Readers will come away with contempt for the police, who botched the investigation, and the prosecutors, whose performance was at best overzealous. But the “evidence” against the Ford Heights Four seems so marginal that any competent defense attorneys should have been able to win an acquittal. The defendants were convicted twice largely because they were represented by attorneys who possessed neither the skill nor the experience to try capital cases. Three of them, in fact, would have their licenses to practice law suspended.

Here was the perfect opportunity for Protess and Warden to broaden their perspective from one courthouse in Illinois to death rows across the country. Other than the death penalty itself, no issue vexes critics of capital punishment more than the specter of inadequate representation. Because defendants in capital cases are disproportionately black, often indigent, they are rarely represented by trial wizards and legal scholars. And in an adversarial system based on the notion that justice is the product of a clash between evenly matched advocates, second-rate representation can translate–literally–into a death sentence.

But the authors choose to limit themselves to the particular rather than the universal.
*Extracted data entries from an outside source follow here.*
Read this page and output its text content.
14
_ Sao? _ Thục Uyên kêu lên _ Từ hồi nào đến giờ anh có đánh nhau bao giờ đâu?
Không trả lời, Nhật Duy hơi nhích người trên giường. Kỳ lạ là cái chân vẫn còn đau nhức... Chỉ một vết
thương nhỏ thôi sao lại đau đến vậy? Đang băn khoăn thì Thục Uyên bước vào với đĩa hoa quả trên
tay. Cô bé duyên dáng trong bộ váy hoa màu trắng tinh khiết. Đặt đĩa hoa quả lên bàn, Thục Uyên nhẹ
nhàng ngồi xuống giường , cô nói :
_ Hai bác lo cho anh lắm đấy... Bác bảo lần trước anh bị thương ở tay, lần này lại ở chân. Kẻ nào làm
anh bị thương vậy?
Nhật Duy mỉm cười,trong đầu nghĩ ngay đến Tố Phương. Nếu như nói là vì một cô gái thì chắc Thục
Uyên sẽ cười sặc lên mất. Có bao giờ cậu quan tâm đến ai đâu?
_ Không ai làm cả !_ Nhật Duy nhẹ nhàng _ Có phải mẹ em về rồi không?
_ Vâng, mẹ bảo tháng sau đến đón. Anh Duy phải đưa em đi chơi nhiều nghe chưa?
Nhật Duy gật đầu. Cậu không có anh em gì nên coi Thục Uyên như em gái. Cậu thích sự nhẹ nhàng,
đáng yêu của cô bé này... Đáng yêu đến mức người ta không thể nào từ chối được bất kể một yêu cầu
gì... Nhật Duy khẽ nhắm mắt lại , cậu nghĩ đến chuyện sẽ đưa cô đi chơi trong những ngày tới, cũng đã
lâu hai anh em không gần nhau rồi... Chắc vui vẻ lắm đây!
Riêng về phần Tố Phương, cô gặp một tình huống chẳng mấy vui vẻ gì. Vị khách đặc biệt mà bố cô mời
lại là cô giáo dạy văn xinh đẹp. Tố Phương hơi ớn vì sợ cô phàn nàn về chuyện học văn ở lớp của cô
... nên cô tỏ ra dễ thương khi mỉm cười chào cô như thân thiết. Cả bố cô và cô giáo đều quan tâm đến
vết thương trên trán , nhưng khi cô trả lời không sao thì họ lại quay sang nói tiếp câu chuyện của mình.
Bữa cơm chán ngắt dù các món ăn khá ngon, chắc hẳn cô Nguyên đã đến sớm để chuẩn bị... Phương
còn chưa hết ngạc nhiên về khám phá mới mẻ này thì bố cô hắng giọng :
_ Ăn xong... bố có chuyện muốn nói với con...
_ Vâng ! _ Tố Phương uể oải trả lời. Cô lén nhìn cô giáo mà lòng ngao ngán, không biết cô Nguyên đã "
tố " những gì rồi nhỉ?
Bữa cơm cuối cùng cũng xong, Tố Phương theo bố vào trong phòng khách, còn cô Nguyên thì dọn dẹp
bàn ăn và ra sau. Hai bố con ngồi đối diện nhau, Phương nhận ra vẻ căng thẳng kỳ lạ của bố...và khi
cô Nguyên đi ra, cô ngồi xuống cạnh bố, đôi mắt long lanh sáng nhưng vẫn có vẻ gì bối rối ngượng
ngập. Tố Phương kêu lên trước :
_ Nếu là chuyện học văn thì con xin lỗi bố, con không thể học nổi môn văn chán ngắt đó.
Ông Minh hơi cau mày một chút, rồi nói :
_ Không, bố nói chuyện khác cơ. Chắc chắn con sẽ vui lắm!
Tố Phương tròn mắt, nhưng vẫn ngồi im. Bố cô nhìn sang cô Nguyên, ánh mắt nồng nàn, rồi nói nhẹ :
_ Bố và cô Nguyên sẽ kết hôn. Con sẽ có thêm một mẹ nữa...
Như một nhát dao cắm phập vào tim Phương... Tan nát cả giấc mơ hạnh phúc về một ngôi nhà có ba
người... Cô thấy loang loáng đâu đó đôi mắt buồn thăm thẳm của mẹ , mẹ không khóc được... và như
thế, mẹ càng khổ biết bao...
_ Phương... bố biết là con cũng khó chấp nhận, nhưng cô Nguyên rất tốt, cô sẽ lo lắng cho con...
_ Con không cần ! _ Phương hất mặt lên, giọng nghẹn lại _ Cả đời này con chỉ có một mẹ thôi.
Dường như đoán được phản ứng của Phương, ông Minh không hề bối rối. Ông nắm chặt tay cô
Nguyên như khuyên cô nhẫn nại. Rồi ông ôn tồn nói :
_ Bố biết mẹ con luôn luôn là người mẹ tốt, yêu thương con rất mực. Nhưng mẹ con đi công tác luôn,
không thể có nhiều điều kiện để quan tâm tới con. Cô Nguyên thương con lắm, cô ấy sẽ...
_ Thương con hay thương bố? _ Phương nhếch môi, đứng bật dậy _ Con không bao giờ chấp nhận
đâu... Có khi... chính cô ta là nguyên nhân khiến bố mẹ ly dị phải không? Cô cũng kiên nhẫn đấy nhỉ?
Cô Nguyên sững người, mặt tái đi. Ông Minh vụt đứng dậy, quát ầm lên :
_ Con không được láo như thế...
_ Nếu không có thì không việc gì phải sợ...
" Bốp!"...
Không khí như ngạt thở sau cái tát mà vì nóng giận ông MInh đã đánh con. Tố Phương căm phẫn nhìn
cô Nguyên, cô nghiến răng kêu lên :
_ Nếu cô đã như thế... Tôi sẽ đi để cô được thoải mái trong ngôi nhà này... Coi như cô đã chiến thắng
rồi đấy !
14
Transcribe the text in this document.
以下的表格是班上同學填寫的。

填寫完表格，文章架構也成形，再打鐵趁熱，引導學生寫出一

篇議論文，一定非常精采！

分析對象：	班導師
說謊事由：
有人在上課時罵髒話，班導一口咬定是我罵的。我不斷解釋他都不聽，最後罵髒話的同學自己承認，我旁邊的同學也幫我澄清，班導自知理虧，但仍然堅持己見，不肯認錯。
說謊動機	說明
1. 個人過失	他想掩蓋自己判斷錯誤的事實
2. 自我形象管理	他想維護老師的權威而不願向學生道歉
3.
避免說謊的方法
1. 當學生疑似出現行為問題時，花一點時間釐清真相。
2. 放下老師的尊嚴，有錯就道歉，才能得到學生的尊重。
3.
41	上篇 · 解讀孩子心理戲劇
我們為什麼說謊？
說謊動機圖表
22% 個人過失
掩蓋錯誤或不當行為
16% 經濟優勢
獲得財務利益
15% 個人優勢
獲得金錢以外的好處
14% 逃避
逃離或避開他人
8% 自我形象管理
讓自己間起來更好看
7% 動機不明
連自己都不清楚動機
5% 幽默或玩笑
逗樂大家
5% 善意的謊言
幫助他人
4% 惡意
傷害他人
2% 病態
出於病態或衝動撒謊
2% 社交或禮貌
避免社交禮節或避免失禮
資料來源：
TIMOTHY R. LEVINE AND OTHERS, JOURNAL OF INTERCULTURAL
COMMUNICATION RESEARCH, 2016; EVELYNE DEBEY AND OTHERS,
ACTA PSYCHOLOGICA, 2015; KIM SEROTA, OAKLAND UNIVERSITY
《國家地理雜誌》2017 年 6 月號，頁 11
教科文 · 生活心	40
Instead of offering suggestions for preventing more miscarriages of justice, they close their account with the Ford Heights Four’s predictably troubled return to civilian life. And so it’s left to Dennis Williams–the voice of bitter experience–to propose a plan of his own to “restore justice to our criminal justice system” Speaking to legislators in Washington, Williams strikes a note of passion that’s oddly lacking in a book that should overflow with outrage. But perhaps Protess and Warden expended all their anger where it mattered–fighting the good fight. Before they were authors, first they were heroes. Rarely has the pen seemed mightier.

Preston Lerner is a Los Angeles-based journalist.